HENDERSONVILLE, Tenn. (WTVF) — Sumner County Schools is facing a lawsuit alleging the district and the board of education failed to protect a 9-year-old girl from repeated sexual assault while at Burrus Elementary School.
The federal lawsuit says the young girl "Jane Doe" was sexually assaulted by another student, only referred to as "Sally Smith" in the school restroom, school playground and outside of the school.
Doe's parents met with Burrus Elementary School's principal, vice principal, a teacher and school counselor at the start of 2019 to report the abuse. The lawsuit says the parents asked for the school to keep Smith away from their daughter. The school responded by saying a safety plan would be put in place, but the family never received information on what that entails.
In February, Doe's parents asked the school for an official plan to be made to keep their daughter safe. The school said a the girls would be chaperoned whenever they were in the same place, including lunch, recess and the bathroom.
According to the lawsuit, despite the promise of a chaperone, Smith was still able to confront Doe and mock her for her parents' report of abuse. The lawsuit said in one instance, Smith cornered Doe and sexually assaulted her vengefully and violently.
Doe was showing visible and emotional signs of abuse, including nightmares and flashbacks, needing to sleep in her parents' room and inability to manage her emotions, the lawsuit said.

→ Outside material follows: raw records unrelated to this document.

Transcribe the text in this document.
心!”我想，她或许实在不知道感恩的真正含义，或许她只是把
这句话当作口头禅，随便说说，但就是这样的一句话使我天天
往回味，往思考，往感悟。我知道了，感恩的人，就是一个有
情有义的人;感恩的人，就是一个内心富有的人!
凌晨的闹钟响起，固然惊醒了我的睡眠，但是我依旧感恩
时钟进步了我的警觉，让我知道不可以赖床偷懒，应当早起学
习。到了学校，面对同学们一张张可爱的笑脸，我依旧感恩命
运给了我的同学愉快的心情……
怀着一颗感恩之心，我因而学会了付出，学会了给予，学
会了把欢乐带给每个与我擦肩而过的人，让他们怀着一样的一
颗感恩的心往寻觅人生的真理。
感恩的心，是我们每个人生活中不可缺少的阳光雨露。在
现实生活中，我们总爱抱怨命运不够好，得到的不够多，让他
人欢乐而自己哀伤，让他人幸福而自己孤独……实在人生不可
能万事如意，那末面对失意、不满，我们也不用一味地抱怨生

Doe also missed school due to anxiety.
In March 2019, she was diagnosed with Post Traumatic Stress Disorder and sought counseling. Doe was placed on "home-bound instruction" for the remainder of the school year and received instruction twice a week for two to four-hour sessions.
The lawsuit detailed Doe's parents' failed attempts to transfer their daughter to another elementary school within the district. This included submitting "out of zone" request for Beech Elementary, which was denied by the school's principal, and writing to the Sumner County School Board of Education and Director of Schools. Officials on the Board of Education suggested Doe's parents file a request with George Whitten Elementary and Madison Creek Elementary, which the lawsuit says both principals said a transfer was not possible.
Doe's parents felt the only option they had was to withdraw their daughter and enroll her in home-schooling, the lawsuit says.
Sumner County Schools is accused of deliberate indifference to Doe's rights and needs due to sexual harassment and sexual assault.
The district addressed the lawsuit in a statement made by its attorney Todd Presnell.
"The Sumner County Board of Education is aware, and disappointed, that this family filed a lawsuit. The Board categorically denies this family’s allegations. Because of the nature of the allegations and out of respect for the privacy of the involved families and students, the Board will not provide specific comments. Instead, the Board is prepared to defend the case and will respond more fully in court," the statement said.
The family is asking for compensatory damages from the district for violating Title IX, the Fourteenth Amendment and the Americans with Disabilities Act and the mental stress and anguish the girl suffered. They are also asking for payment of her private home-school education and costs of psychological services she received following the abuse.